By having a system that gives illuminance values, is possible to conduct preventive maintenance that helps on the regulation compliance for the street lighting service (minimum 70% efficiency, as stated by RETILAP), according to the obtained laboratory values through the created system, this would be 8915.9 lx for a 70W Sodium light bulb.
The prototype is within the required needs, with an operation similar regarding to luxes measurement, contrasted with other measurement tools. This device not only would decrease low luminance, but also could detect recurrent failures in the system, such as luminaires being switched of during the night or switched on during the day.
For all practical purposes, regarding to communication (transmitting and receiving), the device has good coverage since it uses mobile phone networks, which makes this able to monitor from anywhere in the world.

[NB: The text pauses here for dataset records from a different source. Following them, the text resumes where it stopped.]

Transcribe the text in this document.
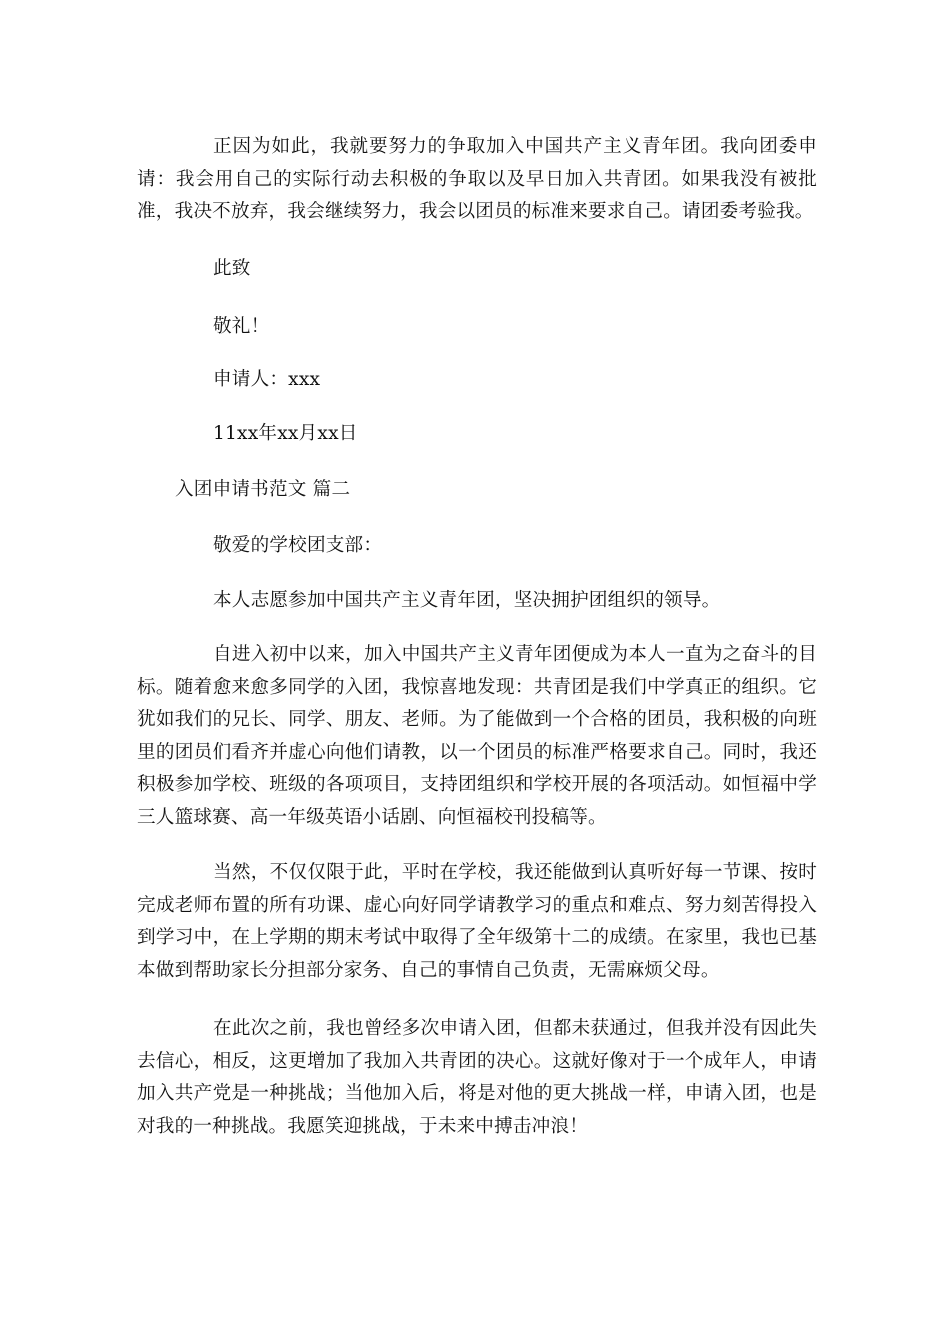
正因为如此，我就要努力的争取加入中国共产主义青年团。我向团委申请：我会用自己的实际行动去积极的争取以及早日加入共青团。如果我没有被批准，我决不放弃，我会继续努力，我会以团员的标准来要求自己。请团委考验我。

此致

敬礼！

申请人：xxx

11xx年xx月xx日

入团申请书范文 篇二

敬爱的学校团支部：

本人志愿参加中国共产主义青年团，坚决拥护团组织的领导。

自进入初中以来，加入中国共产主义青年团便成为本人一直为之奋斗的目标。随着愈来愈多同学的入团，我惊喜地发现：共青团是我们中学真正的组织。它犹如我们的兄长、同学、朋友、老师。为了能做到一个合格的团员，我积极的向班里的团员们看齐并虚心向他们请教，以一个团员的标准严格要求自己。同时，我还积极参加学校、班级的各项项目，支持团组织和学校开展的各项活动。如恒福中学三人篮球赛、高一年级英语小话剧、向恒福校刊投稿等。

当然，不仅仅限于此，平时在学校，我还能做到认真听好每一节课、按时完成老师布置的所有功课、虚心向好同学请教学习的重点和难点、努力刻苦得投入到学习中，在上学期的期末考试中取得了全年级第十二的成绩。在家里，我也已基本做到帮助家长分担部分家务、自己的事情自己负责，无需麻烦父母。

在此次之前，我也曾经多次申请入团，但都未获通过，但我并没有因此失去信心，相反，这更增加了我加入共青团的决心。这就好像对于一个成年人，申请加入共产党是一种挑战；当他加入后，将是对他的更大挑战一样，申请入团，也是对我的一种挑战。我愿笑迎挑战，于未来中搏击冲浪！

With the monitoring system, we would not have light bulb removals in levels within useful life, reducing costs, guaranteeing the proper operation and compliance of stablished regulations for street lighting service.
Current values provided by the measurement elements, UNI-T UT61C Multimeter and HIOKI 3280-10 Volt-Amp Clamp Meter, compared with the values from the ACS712 sensor differ in 46.84%. This indicates the need to improve the code's structure, in order to decrease the error percentage to values below 5%.
FUTURE WORK
With this system is possible to perceive the power of creating an interface, among numerous replica of this prototype, intertwining them and processing their information through a server, using a software that allows filtering and depuration of information in such a way that, by coding the luminaires, it detects the determining variables such as minimum allowed luxes values, luminaire of during night or luminaire on during day. From the detection of this failure, specific work routes can be proposed with an a priori knowledge of the state of an specific ser of luminaires.